Mengapa Uji Riksa Mobile Crane Wajib Dilakukan?
Kecelakaan yang melibatkan mobile crane dapat menyebabkan kerugian besar, baik dari sisi keselamatan pekerja maupun kerusakan aset perusahaan. Beberapa penyebab kecelakaan antara lain kegagalan struktur boom, kerusakan sistem hidrolik, wire rope yang aus, hingga kerusakan sistem pengereman dan stabilizer.
Melalui uji riksa, seluruh komponen penting akan diperiksa secara menyeluruh, meliputi:
- Struktur utama dan boom crane.
- Wire rope dan hook.
- Sistem hidrolik.
- Sistem kelistrikan.
- Load Moment Indicator (LMI).
- Outrigger atau stabilizer.
- Sistem pengereman dan penggerak.
- Dokumen teknis dan riwayat pemeliharaan.
Apabila seluruh komponen memenuhi standar, mobile crane dapat dinyatakan layak operasi dan memperoleh sertifikat serta dokumen pendukung sesuai ketentuan yang berlaku.
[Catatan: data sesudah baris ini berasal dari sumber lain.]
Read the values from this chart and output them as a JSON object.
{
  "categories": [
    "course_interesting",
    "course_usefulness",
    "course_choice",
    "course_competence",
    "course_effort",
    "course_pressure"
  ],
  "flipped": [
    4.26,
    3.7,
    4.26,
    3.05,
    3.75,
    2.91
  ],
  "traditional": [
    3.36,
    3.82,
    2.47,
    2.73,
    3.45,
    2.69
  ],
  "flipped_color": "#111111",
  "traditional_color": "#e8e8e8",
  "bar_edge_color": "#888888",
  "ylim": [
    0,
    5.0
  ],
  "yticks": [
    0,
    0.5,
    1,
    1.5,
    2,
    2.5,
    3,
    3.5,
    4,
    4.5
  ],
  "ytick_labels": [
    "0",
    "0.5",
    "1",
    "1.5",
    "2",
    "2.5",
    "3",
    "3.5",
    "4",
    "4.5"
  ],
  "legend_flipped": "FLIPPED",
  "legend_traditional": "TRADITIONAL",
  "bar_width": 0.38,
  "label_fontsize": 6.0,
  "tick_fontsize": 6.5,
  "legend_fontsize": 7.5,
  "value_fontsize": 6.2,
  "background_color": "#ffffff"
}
Untuk Info Dasar Hukum K3 dapat baca disini Dasar Hukum K3 Forklift
Manfaat Kepatuhan terhadap Peraturan
Melaksanakan uji riksa mobile crane secara berkala memberikan banyak manfaat bagi perusahaan, antara lain:
- Mengurangi risiko kecelakaan kerja.
- Memenuhi persyaratan hukum dan menghindari sanksi administratif.
- Meningkatkan keandalan alat selama operasional.
- Memperpanjang umur pakai mobile crane.
- Mendukung kelancaran audit K3 dan kepatuhan terhadap standar perusahaan maupun klien.
- Meningkatkan kepercayaan pelanggan terhadap sistem keselamatan perusahaan.
Selain itu, perusahaan yang mematuhi regulasi K3 juga menunjukkan komitmen terhadap perlindungan tenaga kerja dan keberlangsungan operasional bisnis.
Kesimpulan
Perundang-undangan mengenai uji riksa mobile crane merupakan bagian penting dari sistem keselamatan kerja di Indonesia. Dengan mengacu pada Undang-Undang Nomor 1 Tahun 1970 dan Peraturan Menteri Ketenagakerjaan Nomor 8 Tahun 2020, setiap perusahaan memiliki kewajiban untuk memastikan mobile crane selalu berada dalam kondisi aman dan layak digunakan.
Melaksanakan uji riksa secara berkala bukan hanya sekadar memenuhi kewajiban hukum, tetapi juga menjadi investasi dalam menjaga keselamatan pekerja, meningkatkan produktivitas, serta meminimalkan risiko kerugian akibat kecelakaan kerja. Oleh karena itu, pastikan pemeriksaan dan pengujian mobile crane dilakukan oleh tenaga ahli yang kompeten sesuai dengan ketentuan peraturan perundang-undangan yang berlaku.